During the three sessions this fall, participants will identify trends and critical uncertainties facing higher education over the next 15 years. Trends would include future-impacting issues whose trajectory is relatively certain, such as rising operational costs. Examples of critical uncertainties might involve legislative policymakers becoming more active in specifying what happens in higher education or how much the disruption from technological change will continue to increase. "We will be rating how impactful they will be and how certain or uncertain that impact is going to be," Garn said.

From their list of uncertainties, they will identify four scenarios for the future of learning in 2030. During four follow-up sessions in early 2015, participants will explore how students, faculty and institutions might fare in each of those scenarios. A final session will summarize and consolidate the findings and implications of the process.

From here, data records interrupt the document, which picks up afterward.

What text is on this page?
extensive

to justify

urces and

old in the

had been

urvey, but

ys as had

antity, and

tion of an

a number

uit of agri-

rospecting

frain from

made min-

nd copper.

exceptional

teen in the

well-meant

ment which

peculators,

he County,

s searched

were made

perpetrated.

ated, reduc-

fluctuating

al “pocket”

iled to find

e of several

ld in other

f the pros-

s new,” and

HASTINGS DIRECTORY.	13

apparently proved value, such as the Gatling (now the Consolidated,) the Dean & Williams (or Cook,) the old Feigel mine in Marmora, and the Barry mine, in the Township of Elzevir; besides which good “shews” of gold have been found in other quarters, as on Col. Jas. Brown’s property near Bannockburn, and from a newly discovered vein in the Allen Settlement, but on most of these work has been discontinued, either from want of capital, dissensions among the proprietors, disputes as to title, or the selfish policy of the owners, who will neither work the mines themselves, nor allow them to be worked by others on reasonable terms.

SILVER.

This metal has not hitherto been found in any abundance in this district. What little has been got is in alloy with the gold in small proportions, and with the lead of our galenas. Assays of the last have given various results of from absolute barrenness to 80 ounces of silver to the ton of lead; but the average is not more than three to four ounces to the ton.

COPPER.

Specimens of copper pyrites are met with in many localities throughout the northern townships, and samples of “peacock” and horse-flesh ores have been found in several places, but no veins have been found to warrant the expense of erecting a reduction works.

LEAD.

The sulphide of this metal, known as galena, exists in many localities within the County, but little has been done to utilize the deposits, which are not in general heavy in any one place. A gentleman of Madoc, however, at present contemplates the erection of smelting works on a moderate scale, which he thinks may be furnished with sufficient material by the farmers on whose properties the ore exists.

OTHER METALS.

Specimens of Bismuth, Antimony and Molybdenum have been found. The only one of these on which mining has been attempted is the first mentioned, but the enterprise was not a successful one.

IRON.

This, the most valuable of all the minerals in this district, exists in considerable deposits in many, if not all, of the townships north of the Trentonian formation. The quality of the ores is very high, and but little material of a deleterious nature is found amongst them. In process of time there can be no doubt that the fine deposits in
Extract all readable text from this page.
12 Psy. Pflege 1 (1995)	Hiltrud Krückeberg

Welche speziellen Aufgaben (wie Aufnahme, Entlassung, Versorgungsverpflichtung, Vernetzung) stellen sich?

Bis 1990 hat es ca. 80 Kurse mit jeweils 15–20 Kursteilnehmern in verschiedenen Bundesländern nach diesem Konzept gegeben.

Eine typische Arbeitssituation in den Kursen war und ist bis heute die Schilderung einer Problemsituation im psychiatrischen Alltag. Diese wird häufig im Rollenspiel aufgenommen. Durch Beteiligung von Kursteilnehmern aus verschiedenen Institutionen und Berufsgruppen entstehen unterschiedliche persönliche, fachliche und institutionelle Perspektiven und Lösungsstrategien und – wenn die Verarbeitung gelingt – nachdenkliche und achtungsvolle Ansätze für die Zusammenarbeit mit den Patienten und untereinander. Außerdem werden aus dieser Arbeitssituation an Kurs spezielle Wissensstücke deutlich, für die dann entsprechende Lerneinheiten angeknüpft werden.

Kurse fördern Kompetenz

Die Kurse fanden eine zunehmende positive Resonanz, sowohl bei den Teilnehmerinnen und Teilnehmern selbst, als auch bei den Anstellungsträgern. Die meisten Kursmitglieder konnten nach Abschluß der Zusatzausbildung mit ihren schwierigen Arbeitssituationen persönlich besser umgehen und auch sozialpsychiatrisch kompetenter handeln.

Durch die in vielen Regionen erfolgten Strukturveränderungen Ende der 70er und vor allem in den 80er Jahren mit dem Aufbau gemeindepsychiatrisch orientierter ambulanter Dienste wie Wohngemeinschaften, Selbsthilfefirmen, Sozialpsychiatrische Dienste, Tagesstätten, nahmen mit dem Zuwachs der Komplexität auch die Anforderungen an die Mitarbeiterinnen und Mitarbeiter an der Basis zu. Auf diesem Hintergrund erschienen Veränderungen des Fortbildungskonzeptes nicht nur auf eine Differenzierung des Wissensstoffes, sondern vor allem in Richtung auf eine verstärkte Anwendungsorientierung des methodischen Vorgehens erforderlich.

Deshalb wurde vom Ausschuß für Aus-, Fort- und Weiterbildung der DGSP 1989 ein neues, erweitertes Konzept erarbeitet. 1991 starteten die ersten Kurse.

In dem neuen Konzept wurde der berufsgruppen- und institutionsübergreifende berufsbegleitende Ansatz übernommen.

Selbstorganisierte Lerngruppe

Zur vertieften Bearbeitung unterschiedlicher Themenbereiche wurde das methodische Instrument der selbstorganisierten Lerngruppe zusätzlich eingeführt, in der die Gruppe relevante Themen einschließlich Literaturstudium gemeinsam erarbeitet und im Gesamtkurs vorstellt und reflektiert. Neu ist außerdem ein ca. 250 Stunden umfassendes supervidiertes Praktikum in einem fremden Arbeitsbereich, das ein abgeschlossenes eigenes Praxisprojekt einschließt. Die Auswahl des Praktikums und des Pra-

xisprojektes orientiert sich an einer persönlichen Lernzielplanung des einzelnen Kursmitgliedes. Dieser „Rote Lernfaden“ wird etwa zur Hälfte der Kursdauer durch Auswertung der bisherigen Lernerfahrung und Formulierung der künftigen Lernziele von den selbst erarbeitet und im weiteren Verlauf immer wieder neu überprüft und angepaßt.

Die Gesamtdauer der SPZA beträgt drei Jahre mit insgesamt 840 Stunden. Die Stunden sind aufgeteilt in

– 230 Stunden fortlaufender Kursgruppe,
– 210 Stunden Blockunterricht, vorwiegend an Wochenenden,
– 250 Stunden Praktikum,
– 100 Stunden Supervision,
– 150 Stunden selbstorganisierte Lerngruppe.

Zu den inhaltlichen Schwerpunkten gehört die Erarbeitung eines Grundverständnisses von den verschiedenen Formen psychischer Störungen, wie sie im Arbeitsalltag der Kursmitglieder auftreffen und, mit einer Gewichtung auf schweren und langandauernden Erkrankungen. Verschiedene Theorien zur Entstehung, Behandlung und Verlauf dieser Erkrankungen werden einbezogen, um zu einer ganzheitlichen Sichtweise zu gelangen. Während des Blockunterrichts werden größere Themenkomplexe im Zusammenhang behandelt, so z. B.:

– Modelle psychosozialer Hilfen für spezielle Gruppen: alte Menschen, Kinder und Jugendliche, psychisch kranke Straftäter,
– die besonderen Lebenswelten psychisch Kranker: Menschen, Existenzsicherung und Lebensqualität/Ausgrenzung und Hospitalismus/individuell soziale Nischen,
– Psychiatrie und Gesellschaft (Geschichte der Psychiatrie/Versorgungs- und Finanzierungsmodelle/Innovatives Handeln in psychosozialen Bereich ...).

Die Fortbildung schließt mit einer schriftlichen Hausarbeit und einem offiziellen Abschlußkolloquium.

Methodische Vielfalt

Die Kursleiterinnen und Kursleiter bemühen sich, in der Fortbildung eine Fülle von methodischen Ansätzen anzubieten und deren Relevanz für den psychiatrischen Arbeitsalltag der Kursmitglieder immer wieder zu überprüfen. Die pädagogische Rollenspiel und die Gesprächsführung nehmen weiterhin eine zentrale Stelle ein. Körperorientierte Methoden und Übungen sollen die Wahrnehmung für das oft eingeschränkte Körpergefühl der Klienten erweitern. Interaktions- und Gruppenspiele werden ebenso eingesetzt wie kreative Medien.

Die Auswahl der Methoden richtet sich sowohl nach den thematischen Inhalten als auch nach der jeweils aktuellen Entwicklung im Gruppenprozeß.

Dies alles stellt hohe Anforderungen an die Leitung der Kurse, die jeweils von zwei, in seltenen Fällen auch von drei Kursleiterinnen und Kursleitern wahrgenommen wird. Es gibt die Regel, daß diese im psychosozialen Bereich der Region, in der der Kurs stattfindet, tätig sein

The idea to expand the process beyond Georgia grew in part out of logistical concerns. USG has brought together 60 people from across all of its 31 institutions to form a New Learning Models Task Force. Members include chief information officers, student leaders, faculty senate members and adult learners. Getting the 60 people together frequently to go through the work, discussions and materials was going to be difficult, Garn said. "We decided to do it in more of a MOOC format. That way, the members can begin to experience some of the new learning models for themselves, and it also allowed us to make it a much more inclusive process."

The MOOC collaboration is not so much about Georgia in particular as it is about higher education in general. "Our task force will participate in it, and take that work and focus it on making it fit for Georgia," Garn explained, "as other participants can do for their organizations. The idea is to give everybody a framework."

Through the MOOC process, Garn hopes to identify critical success factors in four scenarios for students, faculty and institutions. "The task force will begin to study the implications for business models," he said. "We have four different types of institutions ranging from community colleges up to research universities, and each might use those scenarios differently and project different student personas into them. It gives them a starting point to think about it."

One scenario might be called "Corporate Lifeline," involving corporations increasing their sponsorship of colleges. "So you begin tracking articles about how scenarios are beginning to play out," he said. "If corporate participation really is increasing, then you begin thinking about the critical success factors we need to have in place to thrive in that kind of world."

The first MOOC module kicks off this week. More than 200 people have signed up to participate, but registration will remain open throughout the process.